Pas si mal. À Madrid, après avoir participé à une séance de spiritisme avec ses amies, une jeune fille est assaillie par des créatures surnaturelles qui menacent de s’en prendre à sa famille. Le seul cas d’activité paranormale officiellement reconnu par la police espagnole.

Paco Plaza 1 – Jaume Balaguero 0. Honnêtement, on n’attendait plus grand-chose de Paco Plaza, auteur de deux films marquants (Les enfants d’Abraham et [REC]) et de sacrées bouses ([REC 3] avec sa mariée qui trimballe une tronçonneuse). Quand on découvre le synopsis de Veronica, on peut craindre la petite boutique des horreurs manufacturée pour un jeune public de multiplexes adepte de paranormales activités. Eh bien, oui et non en même temps. OK, Veronica ne mérite pas qu’on se relève la nuit, d’autant que sa structure en boucle (la fin ramène au début, tout en nous laissant promettre le pire alors que bof, on avait rapidement compris) réduit paradoxalement sa portée. Mais, agréable surprise, le résultat vaut mieux que toutes ces craintes liminaires. Si l’on s’en tient à la forme, elle est aussi clichetonneuse que efficace. S’il a recours à des effets visuels convenus et des ficelles horrifiques éculées, Plaza n’en soigne pas moins ses plans pour donner à croire que nous sommes bien en 1991 à Madrid, que nous partageons le point de vue d’une adolescente traumatisée (la Veronica cueillie par un monstre dans sa chambre) et réussit deux trois séquences de terreur pures comme cette nonne regardant Veronica par sa fenêtre (très brrrrr quand même), cette agression nocturne très Griffes de la nuit dans l’esprit ou encore cette séquence onirique à mi-parcours où la Veronica se fait becter par des enfants (ses frères et sœurs devenus cannibales).
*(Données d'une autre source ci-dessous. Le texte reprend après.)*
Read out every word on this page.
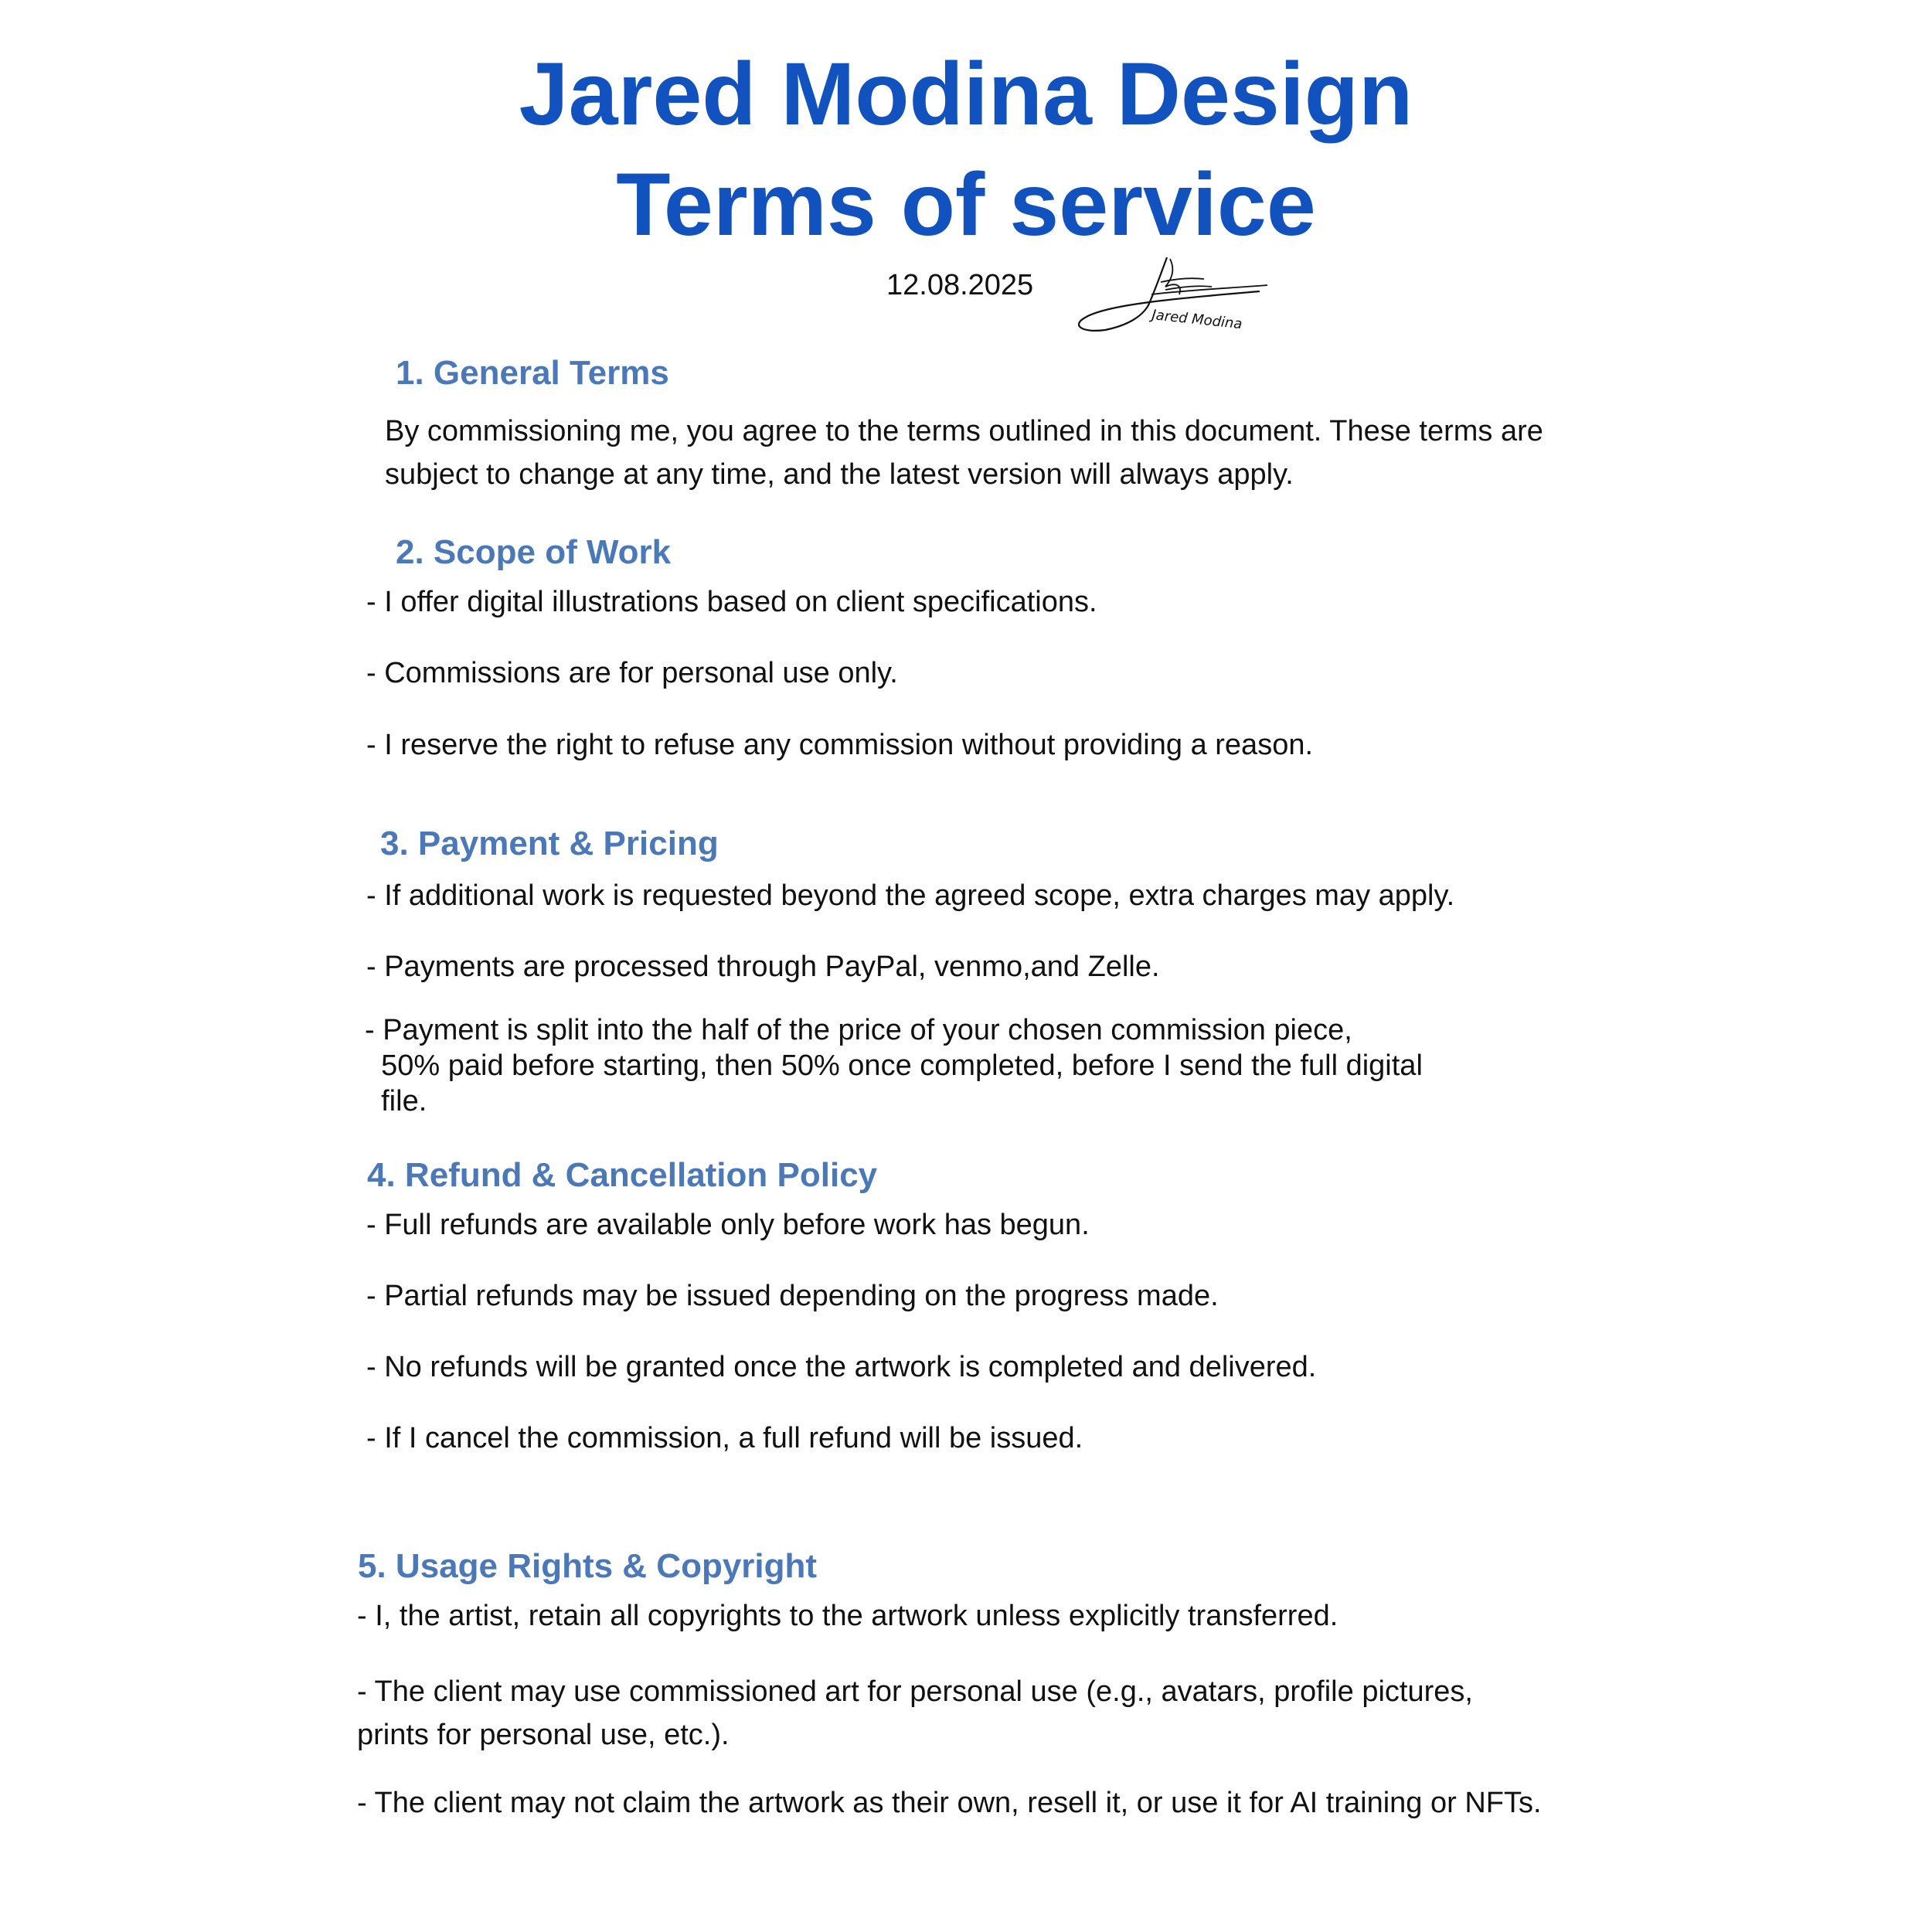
Jared Modina Design
Terms of service

12.08.2025

Jared Modina
1. General Terms

By commissioning me, you agree to the terms outlined in this document. These terms are
subject to change at any time, and the latest version will always apply.

2. Scope of Work

- I offer digital illustrations based on client specifications.

- Commissions are for personal use only.

- I reserve the right to refuse any commission without providing a reason.

3. Payment & Pricing

- If additional work is requested beyond the agreed scope, extra charges may apply.

- Payments are processed through PayPal, venmo,and Zelle.

- Payment is split into the half of the price of your chosen commission piece,
50% paid before starting, then 50% once completed, before I send the full digital
file.

4. Refund & Cancellation Policy

- Full refunds are available only before work has begun.

- Partial refunds may be issued depending on the progress made.

- No refunds will be granted once the artwork is completed and delivered.

- If I cancel the commission, a full refund will be issued.

5. Usage Rights & Copyright

- I, the artist, retain all copyrights to the artwork unless explicitly transferred.

- The client may use commissioned art for personal use (e.g., avatars, profile pictures,
prints for personal use, etc.).

- The client may not claim the artwork as their own, resell it, or use it for AI training or NFTs.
Quelques velléités de style qui s’expriment aux antipodes du politiquement correct actuel et qui vont à l’encontre de l’idée de formatage.
Derrière le registre archi-balisé du film d’exorcisme et le côté based on a true story, il n’est pas interdit de voir une réflexion plus profonde sur le cinéma de genre Ibérique en déclin. Il y a des références ouvertes de la part du cinéphile Plaza, comme la simple présence de Ana Torrent (L’esprit de la ruche, Tesis) qui a désormais l’âge d’être une mère inquiétante ou encore le visionnage ironique des Révoltés de l’an 2000 de Narciso Ibáñez Serrador! D’aucuns n’y verront que des clins d’œil voyants, on peut aussi y voir autre chose… Ne s’agit-il pas finalement de raconter, une fois de plus, comment un pays, en l’occurrence l’Espagne, vit encore et toujours avec ses propres démons, ses propres fantômes, ses propres lubies? Un filon qui ne s’épuise pas mais qui interroge. Et un point de vue qui rend soudain cette série B moins lisse que prévu.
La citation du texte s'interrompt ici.